Final answer:
The elasticity of demand is calculated using the formula E = (% change in quantity) / (% change in price). By applying this formula, we can determine the elasticity of demand as the price falls from 5 to 4 and from 9 to 8. In both cases, the elasticity of demand is greater than 1, indicating elastic demand.
Step-by-step explanation:
The formula for elasticity of demand is given by:
E = (% change in quantity) / (% change in price)

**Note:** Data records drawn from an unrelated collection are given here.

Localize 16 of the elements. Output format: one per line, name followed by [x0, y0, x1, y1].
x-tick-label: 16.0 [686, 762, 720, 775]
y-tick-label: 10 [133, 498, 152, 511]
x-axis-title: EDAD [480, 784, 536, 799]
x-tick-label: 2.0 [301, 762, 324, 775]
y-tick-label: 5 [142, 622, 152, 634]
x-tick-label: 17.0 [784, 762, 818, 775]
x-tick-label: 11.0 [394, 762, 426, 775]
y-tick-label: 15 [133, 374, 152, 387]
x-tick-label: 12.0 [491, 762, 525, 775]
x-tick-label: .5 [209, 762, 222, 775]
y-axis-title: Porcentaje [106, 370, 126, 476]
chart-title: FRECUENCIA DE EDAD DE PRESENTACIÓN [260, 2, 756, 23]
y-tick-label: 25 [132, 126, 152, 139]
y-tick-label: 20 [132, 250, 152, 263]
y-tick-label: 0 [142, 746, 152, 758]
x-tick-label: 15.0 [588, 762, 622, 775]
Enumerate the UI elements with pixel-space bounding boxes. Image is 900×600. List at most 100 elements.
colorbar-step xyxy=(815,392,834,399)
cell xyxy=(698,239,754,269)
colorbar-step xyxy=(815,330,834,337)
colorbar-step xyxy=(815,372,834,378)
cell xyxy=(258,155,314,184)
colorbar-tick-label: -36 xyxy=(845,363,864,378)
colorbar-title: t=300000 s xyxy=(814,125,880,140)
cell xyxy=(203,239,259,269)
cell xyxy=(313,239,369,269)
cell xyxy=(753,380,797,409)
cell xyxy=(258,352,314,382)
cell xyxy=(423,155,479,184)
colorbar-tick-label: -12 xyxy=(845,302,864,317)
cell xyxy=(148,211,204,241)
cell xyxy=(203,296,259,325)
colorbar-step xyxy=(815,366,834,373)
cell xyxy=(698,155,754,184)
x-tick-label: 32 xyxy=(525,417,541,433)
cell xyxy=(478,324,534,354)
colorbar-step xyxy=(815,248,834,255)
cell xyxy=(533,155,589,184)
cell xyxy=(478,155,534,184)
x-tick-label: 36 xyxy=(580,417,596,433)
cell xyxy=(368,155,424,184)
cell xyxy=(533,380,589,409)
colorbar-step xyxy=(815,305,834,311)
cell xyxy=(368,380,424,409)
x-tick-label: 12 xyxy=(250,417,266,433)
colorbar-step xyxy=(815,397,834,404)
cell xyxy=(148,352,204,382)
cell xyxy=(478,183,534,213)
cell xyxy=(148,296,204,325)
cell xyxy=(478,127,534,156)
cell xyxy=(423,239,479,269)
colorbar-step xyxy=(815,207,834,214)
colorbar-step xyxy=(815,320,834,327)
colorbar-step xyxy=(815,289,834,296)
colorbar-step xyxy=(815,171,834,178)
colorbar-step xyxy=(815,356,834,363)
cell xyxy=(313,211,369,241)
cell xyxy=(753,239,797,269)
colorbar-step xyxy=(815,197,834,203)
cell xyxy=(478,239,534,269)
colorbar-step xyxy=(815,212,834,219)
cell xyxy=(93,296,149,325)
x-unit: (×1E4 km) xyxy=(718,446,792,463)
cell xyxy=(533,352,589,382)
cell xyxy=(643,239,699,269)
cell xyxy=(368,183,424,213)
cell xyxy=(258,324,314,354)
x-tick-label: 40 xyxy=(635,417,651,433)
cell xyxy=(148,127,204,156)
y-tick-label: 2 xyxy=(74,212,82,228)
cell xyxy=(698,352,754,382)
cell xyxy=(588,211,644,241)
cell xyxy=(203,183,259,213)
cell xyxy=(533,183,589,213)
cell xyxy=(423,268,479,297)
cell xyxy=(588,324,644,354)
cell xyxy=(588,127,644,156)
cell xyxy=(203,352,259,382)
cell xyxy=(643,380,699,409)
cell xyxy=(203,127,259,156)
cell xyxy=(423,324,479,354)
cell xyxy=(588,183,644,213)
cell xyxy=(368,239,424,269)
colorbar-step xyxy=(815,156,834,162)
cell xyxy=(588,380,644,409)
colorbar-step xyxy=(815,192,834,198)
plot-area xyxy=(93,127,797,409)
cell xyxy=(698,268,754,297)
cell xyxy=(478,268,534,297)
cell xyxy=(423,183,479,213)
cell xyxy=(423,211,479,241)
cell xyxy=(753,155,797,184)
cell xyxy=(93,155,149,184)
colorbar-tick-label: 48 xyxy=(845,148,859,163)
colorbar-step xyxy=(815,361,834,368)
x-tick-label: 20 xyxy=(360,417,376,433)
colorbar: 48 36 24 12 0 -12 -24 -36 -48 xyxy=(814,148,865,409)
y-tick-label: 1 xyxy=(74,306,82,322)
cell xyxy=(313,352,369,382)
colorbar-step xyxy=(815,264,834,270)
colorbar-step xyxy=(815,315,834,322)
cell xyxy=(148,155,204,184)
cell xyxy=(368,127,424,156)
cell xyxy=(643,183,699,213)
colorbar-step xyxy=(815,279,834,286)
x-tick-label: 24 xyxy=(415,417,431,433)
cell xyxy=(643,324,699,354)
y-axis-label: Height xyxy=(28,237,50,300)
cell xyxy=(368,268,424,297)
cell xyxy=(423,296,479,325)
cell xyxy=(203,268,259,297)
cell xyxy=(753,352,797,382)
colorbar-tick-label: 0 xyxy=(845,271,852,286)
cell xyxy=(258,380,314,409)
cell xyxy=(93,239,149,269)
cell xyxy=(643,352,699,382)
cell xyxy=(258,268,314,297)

Let's calculate the elasticity as the price falls from 5 to 4:
Quantity at price 5 = 2/5 = 0.4
Quantity at price 4 = 2/4 = 0.5
% change in quantity = ((0.5 - 0.4) / ((0.5 + 0.4)/2)) * 100 = 12.5%
% change in price = ((4 - 5) / ((4 + 5)/2)) * 100 = -22.22%
Elasticity = (12.5% / -22.22%) = -0.563
Now let's calculate the elasticity as the price falls from 9 to 8:
Quantity at price 9 = 2/9 = 0.2222
Quantity at price 8 = 2/8 = 0.25
% change in quantity = ((0.25 - 0.2222) / ((0.25 + 0.2222)/2)) * 100 = 12.22%
% change in price = ((8 - 9) / ((8 + 9)/2)) * 100 = -10.53%
Elasticity = (12.22% / -10.53%) = -1.16
Since the elasticity of demand is greater than 1 in both cases, we can conclude that the demand is elastic.